Yazıcı Köle Simonides, okuryazar bir köle. Evin küçük hanımına Sabina’ya aşık. Köle ve soylular arasındaki kast malum. Kavuşma ümidi yok. Senatoyu ve iktidarı Simon’un gözünden görüyoruz. Kağıtları, parşömenleri, ruloları, kodexe geçişi, Antik Dönem filozoflarını eğitimli bir kölenin açısından okuyoruz.

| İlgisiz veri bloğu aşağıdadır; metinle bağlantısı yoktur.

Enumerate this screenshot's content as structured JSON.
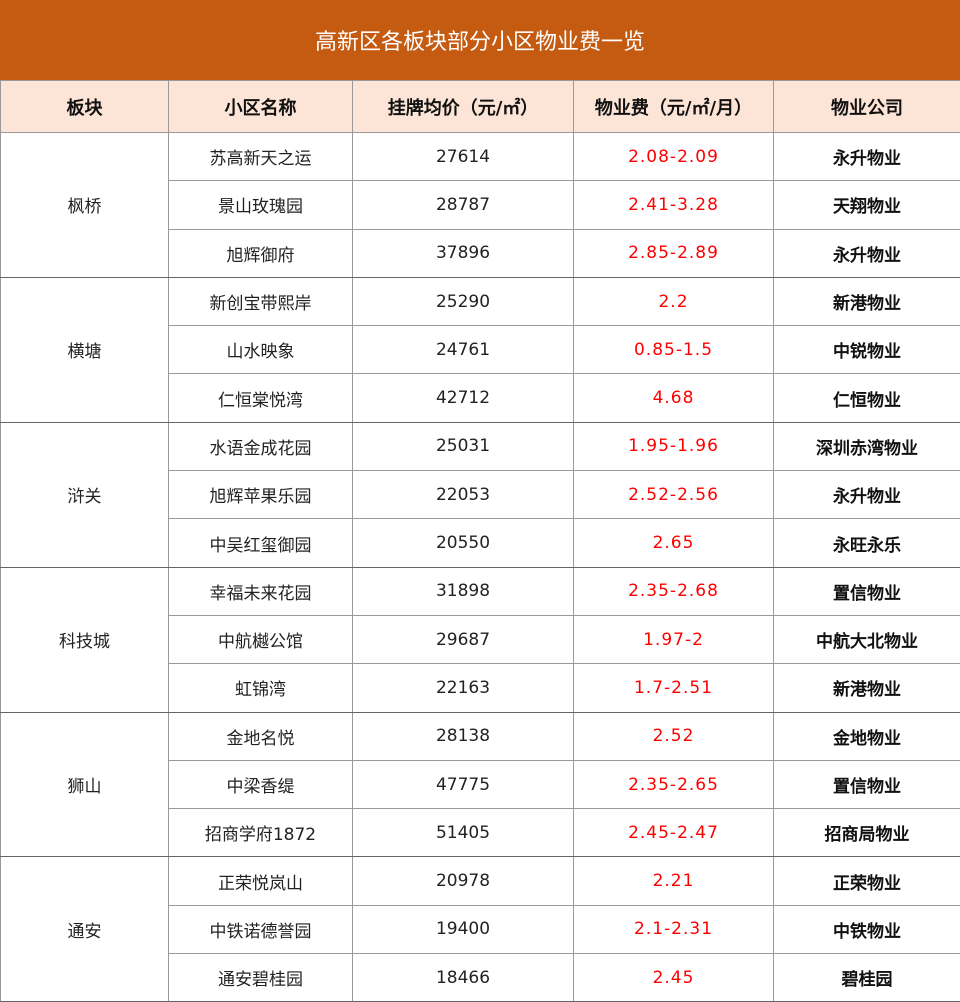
{
  "title": "高新区各板块部分小区物业费一览",
  "headers": [
    "板块",
    "小区名称",
    "挂牌均价（元/㎡）",
    "物业费（元/㎡/月）",
    "物业公司"
  ],
  "colors": {
    "title_bg": "#c55a11",
    "header_bg": "#fce4d6",
    "fee_text": "#ff0000"
  },
  "districts": [
    {
      "name": "枫桥",
      "rows": [
        {
          "name": "苏高新天之运",
          "price": "27614",
          "fee": "2.08-2.09",
          "company": "永升物业"
        },
        {
          "name": "景山玫瑰园",
          "price": "28787",
          "fee": "2.41-3.28",
          "company": "天翔物业"
        },
        {
          "name": "旭辉御府",
          "price": "37896",
          "fee": "2.85-2.89",
          "company": "永升物业"
        }
      ]
    },
    {
      "name": "横塘",
      "rows": [
        {
          "name": "新创宝带熙岸",
          "price": "25290",
          "fee": "2.2",
          "company": "新港物业"
        },
        {
          "name": "山水映象",
          "price": "24761",
          "fee": "0.85-1.5",
          "company": "中锐物业"
        },
        {
          "name": "仁恒棠悦湾",
          "price": "42712",
          "fee": "4.68",
          "company": "仁恒物业"
        }
      ]
    },
    {
      "name": "浒关",
      "rows": [
        {
          "name": "水语金成花园",
          "price": "25031",
          "fee": "1.95-1.96",
          "company": "深圳赤湾物业"
        },
        {
          "name": "旭辉苹果乐园",
          "price": "22053",
          "fee": "2.52-2.56",
          "company": "永升物业"
        },
        {
          "name": "中吴红玺御园",
          "price": "20550",
          "fee": "2.65",
          "company": "永旺永乐"
        }
      ]
    },
    {
      "name": "科技城",
      "rows": [
        {
          "name": "幸福未来花园",
          "price": "31898",
          "fee": "2.35-2.68",
          "company": "置信物业"
        },
        {
          "name": "中航樾公馆",
          "price": "29687",
          "fee": "1.97-2",
          "company": "中航大北物业"
        },
        {
          "name": "虹锦湾",
          "price": "22163",
          "fee": "1.7-2.51",
          "company": "新港物业"
        }
      ]
    },
    {
      "name": "狮山",
      "rows": [
        {
          "name": "金地名悦",
          "price": "28138",
          "fee": "2.52",
          "company": "金地物业"
        },
        {
          "name": "中梁香缇",
          "price": "47775",
          "fee": "2.35-2.65",
          "company": "置信物业"
        },
        {
          "name": "招商学府1872",
          "price": "51405",
          "fee": "2.45-2.47",
          "company": "招商局物业"
        }
      ]
    },
    {
      "name": "通安",
      "rows": [
        {
          "name": "正荣悦岚山",
          "price": "20978",
          "fee": "2.21",
          "company": "正荣物业"
        },
        {
          "name": "中铁诺德誉园",
          "price": "19400",
          "fee": "2.1-2.31",
          "company": "中铁物业"
        },
        {
          "name": "通安碧桂园",
          "price": "18466",
          "fee": "2.45",
          "company": "碧桂园"
        }
      ]
    }
  ]
}
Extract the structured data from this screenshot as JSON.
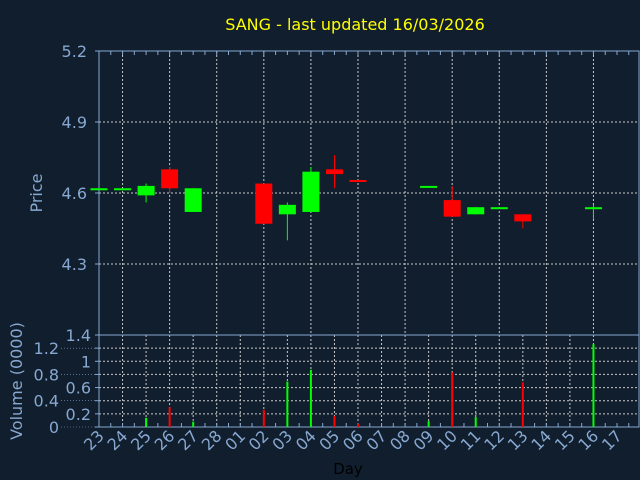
{
  "chart_data": [
    {
      "type": "candlestick",
      "title": "SANG - last updated 16/03/2026",
      "ylabel": "Price",
      "ylim": [
        4.0,
        5.2
      ],
      "yticks": [
        "5.2",
        "4.9",
        "4.6",
        "4.3"
      ],
      "ytick_values": [
        5.2,
        4.9,
        4.6,
        4.3
      ],
      "grid": true,
      "colors": {
        "up": "#00ff00",
        "down": "#ff0000",
        "title": "#ffff00",
        "axis": "#87a8d0",
        "background": "#111e2e"
      },
      "candles": [
        {
          "day": "23",
          "open": 4.62,
          "high": 4.62,
          "low": 4.62,
          "close": 4.62
        },
        {
          "day": "24",
          "open": 4.62,
          "high": 4.62,
          "low": 4.62,
          "close": 4.62
        },
        {
          "day": "25",
          "open": 4.59,
          "high": 4.64,
          "low": 4.56,
          "close": 4.63
        },
        {
          "day": "26",
          "open": 4.7,
          "high": 4.71,
          "low": 4.6,
          "close": 4.62
        },
        {
          "day": "27",
          "open": 4.52,
          "high": 4.62,
          "low": 4.52,
          "close": 4.62
        },
        {
          "day": "02",
          "open": 4.64,
          "high": 4.64,
          "low": 4.47,
          "close": 4.47
        },
        {
          "day": "03",
          "open": 4.51,
          "high": 4.56,
          "low": 4.4,
          "close": 4.55
        },
        {
          "day": "04",
          "open": 4.52,
          "high": 4.71,
          "low": 4.52,
          "close": 4.69
        },
        {
          "day": "05",
          "open": 4.7,
          "high": 4.76,
          "low": 4.62,
          "close": 4.68
        },
        {
          "day": "06",
          "open": 4.655,
          "high": 4.655,
          "low": 4.647,
          "close": 4.647
        },
        {
          "day": "09",
          "open": 4.63,
          "high": 4.63,
          "low": 4.63,
          "close": 4.63
        },
        {
          "day": "10",
          "open": 4.57,
          "high": 4.63,
          "low": 4.5,
          "close": 4.5
        },
        {
          "day": "11",
          "open": 4.51,
          "high": 4.54,
          "low": 4.51,
          "close": 4.54
        },
        {
          "day": "12",
          "open": 4.54,
          "high": 4.54,
          "low": 4.54,
          "close": 4.54
        },
        {
          "day": "13",
          "open": 4.51,
          "high": 4.51,
          "low": 4.45,
          "close": 4.48
        },
        {
          "day": "16",
          "open": 4.54,
          "high": 4.55,
          "low": 4.49,
          "close": 4.54
        }
      ]
    },
    {
      "type": "bar",
      "xlabel": "Day",
      "ylabel": "Volume (0000)",
      "ylim": [
        0,
        1.4
      ],
      "yticks": [
        "1.4",
        "1.2",
        "1",
        "0.8",
        "0.6",
        "0.4",
        "0.2",
        "0"
      ],
      "ytick_values": [
        1.4,
        1.2,
        1.0,
        0.8,
        0.6,
        0.4,
        0.2,
        0
      ],
      "categories": [
        "23",
        "24",
        "25",
        "26",
        "27",
        "28",
        "01",
        "02",
        "03",
        "04",
        "05",
        "06",
        "07",
        "08",
        "09",
        "10",
        "11",
        "12",
        "13",
        "14",
        "15",
        "16",
        "17"
      ],
      "bars": [
        {
          "day": "25",
          "value": 0.14,
          "direction": "up"
        },
        {
          "day": "26",
          "value": 0.3,
          "direction": "down"
        },
        {
          "day": "27",
          "value": 0.08,
          "direction": "up"
        },
        {
          "day": "02",
          "value": 0.26,
          "direction": "down"
        },
        {
          "day": "03",
          "value": 0.69,
          "direction": "up"
        },
        {
          "day": "04",
          "value": 0.87,
          "direction": "up"
        },
        {
          "day": "05",
          "value": 0.17,
          "direction": "down"
        },
        {
          "day": "06",
          "value": 0.05,
          "direction": "down"
        },
        {
          "day": "09",
          "value": 0.09,
          "direction": "up"
        },
        {
          "day": "10",
          "value": 0.83,
          "direction": "down"
        },
        {
          "day": "11",
          "value": 0.15,
          "direction": "up"
        },
        {
          "day": "13",
          "value": 0.68,
          "direction": "down"
        },
        {
          "day": "16",
          "value": 1.26,
          "direction": "up"
        }
      ]
    }
  ]
}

Yaşlı gezgin Al-Mina, Asi Nehri kenarından dünyayı tanımak için çıkmış, aşkı güzellik sanmış biri. Aşk için katı kuralları olan bir çöl kabilesi ile yaşamış. İşlediği bir günah yüzünden kendini yollara, denizlere vurmuş bir gezgin. Bizlere İslam’dan evvel Arap Yarımadası’ndaki barbarlıkları anlatıyor. Çöle diri diri gömülen kız çocuklarını içimiz sızlayarak okuyoruz. Aşkın sadece güzelliğe değil doğruya da ihtiyacı olduğunu Al-Mina ile idrak ediyoruz.

Gölgesi bile güçlü görünen barbar Yüzbaşı Geta. On üç gladyatörü yenerek özgürlüğünü kazanmış yaralı bir adam. Fakat çiftçi olmayı düşünemediği için Colosseum’ a bağlı. Roma halkının kana susayan iştahını coşturmak için hamile bir ceylan, su aygırı, aç aslanlar yetmiyor. Birbirini seven iki kardeşin kılıçla savaşı sahneleniyor. Ne bir ruh itiraz ediyor bu vahşete. Ne bir beden ağlıyor, titriyor, öğürüyor. Tüm ölüş şekilleri ölümlü Romalılara haz vermek için var.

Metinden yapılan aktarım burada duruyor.